Dynamic token re-weighting is a process where a language model like GPT-4 adjusts the significance of each word or token in its context window based on their relevance to the current task. As the model processes input, it assigns weights to tokens, amplifying those that are crucial for understanding the query and diminishing the importance of less relevant ones. This selective focus allows the model to operate effectively with smaller context windows, as it concentrates computational resources on the most informative parts of the text, thereby optimizing performance and enabling more precise and contextually relevant outputs.

Language models can also differentiate by obtaining a deeper and more nuanced understanding of semantic relationships between words and phrases. This is achieved through more sophisticated training techniques that include contrastive learning, where the model learns not just to predict the next word, but also to distinguish between closely related concepts and contexts. This results in a more nuanced understanding and generation of text, allowing the LLM to produce outputs that are not only contextually appropriate but also rich in detail and subtlety.

Dynamic Context Windows Are More Efficient

These advanced capabilities demonstrate that the effectiveness of a language model in handling complex tasks and large contexts is not solely dependent on the size of its context window or the raw computational power. Instead, it hinges on how intelligently the model can utilize its resources to focus on what’s most relevant and ignore extraneous information, thereby delivering outputs that are both high-quality and contextually precise.

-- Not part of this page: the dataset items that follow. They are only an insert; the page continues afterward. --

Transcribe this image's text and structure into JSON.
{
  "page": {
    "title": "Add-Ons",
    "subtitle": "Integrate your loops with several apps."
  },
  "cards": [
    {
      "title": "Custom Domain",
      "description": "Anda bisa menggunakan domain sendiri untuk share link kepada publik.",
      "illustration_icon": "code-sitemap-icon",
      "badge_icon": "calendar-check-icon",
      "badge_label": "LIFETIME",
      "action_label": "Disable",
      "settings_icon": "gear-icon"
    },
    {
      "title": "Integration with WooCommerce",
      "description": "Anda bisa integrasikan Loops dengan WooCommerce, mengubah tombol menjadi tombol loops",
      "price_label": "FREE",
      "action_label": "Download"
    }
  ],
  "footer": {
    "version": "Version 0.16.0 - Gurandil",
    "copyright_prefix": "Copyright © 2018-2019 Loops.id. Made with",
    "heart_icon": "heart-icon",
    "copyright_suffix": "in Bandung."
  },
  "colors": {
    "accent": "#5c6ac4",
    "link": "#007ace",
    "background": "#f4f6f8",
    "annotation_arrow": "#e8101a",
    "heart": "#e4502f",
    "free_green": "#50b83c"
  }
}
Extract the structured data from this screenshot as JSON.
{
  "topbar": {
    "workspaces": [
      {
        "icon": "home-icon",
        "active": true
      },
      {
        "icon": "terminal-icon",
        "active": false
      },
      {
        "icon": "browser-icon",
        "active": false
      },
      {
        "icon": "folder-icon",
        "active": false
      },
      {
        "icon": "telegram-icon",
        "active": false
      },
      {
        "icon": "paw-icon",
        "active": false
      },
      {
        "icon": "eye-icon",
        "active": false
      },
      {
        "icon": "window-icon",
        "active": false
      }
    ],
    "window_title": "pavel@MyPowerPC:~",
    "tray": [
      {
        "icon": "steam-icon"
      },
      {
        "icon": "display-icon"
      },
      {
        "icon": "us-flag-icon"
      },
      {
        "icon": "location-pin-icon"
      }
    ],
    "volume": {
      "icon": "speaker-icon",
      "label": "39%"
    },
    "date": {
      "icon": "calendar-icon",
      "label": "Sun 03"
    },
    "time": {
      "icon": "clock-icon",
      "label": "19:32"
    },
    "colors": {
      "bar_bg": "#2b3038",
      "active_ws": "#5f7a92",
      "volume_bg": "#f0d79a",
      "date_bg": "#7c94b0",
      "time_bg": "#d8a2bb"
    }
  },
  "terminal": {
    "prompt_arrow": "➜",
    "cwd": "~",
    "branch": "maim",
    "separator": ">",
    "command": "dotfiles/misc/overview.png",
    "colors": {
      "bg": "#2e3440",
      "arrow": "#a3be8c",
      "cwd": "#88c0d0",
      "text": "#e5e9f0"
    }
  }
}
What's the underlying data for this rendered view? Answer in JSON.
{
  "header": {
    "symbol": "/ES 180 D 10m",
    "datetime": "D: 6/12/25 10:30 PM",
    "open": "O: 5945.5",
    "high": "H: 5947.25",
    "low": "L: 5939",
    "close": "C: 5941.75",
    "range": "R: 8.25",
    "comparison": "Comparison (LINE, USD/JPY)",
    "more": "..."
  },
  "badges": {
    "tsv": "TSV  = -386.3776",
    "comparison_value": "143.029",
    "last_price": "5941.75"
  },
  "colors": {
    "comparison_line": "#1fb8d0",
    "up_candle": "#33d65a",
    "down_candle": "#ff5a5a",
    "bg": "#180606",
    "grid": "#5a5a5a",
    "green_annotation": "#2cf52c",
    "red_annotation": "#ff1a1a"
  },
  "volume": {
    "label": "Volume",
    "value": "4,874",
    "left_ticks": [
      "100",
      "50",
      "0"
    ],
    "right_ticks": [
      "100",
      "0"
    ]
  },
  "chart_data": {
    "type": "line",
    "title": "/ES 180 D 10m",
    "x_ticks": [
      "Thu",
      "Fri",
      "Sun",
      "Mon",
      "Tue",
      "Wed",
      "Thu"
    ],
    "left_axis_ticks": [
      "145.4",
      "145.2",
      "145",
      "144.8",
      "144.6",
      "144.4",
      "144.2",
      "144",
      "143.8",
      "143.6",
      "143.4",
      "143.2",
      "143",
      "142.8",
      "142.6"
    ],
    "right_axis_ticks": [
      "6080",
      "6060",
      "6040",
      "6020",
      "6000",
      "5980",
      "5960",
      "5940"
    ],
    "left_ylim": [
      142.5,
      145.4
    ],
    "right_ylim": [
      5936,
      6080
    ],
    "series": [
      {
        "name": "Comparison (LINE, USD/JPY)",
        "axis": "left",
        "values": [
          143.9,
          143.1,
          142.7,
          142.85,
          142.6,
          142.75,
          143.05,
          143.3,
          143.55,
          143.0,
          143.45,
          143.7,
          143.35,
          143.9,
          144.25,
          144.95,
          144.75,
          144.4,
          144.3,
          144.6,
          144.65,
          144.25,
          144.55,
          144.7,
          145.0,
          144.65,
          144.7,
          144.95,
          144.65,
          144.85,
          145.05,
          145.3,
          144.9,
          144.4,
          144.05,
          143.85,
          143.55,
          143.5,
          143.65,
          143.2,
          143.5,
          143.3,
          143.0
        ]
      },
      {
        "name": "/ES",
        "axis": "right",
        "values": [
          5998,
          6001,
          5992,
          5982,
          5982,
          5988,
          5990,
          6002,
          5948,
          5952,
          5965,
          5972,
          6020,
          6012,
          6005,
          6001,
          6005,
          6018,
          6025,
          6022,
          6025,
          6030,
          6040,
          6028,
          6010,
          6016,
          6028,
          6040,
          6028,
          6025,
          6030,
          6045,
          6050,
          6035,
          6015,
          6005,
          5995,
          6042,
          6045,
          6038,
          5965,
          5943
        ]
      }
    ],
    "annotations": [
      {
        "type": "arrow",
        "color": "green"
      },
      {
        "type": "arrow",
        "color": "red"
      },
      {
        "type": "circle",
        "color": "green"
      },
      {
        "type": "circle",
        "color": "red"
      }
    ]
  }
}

LLMs can create a dynamic context window based on the current situation and user requests.

Final Thoughts and Conclusion

In conclusion, while the impressive one million token context window of Google’s Gemini 1.5 Pro offers a theoretical advantage in handling extensive data, the practical effectiveness of a language model like GPT-4 often surpasses it due to more sophisticated mechanisms such as Multi-Query Attention and dynamic token re-weighting. These technologies enable GPT-4 to efficiently manage smaller context windows by focusing computational resources on the most relevant information, thus optimizing performance. This approach not only enhances the quality of the outputs but also demonstrates that the strategic use of technology can often outweigh sheer capacity in achieving superior results in real-world applications.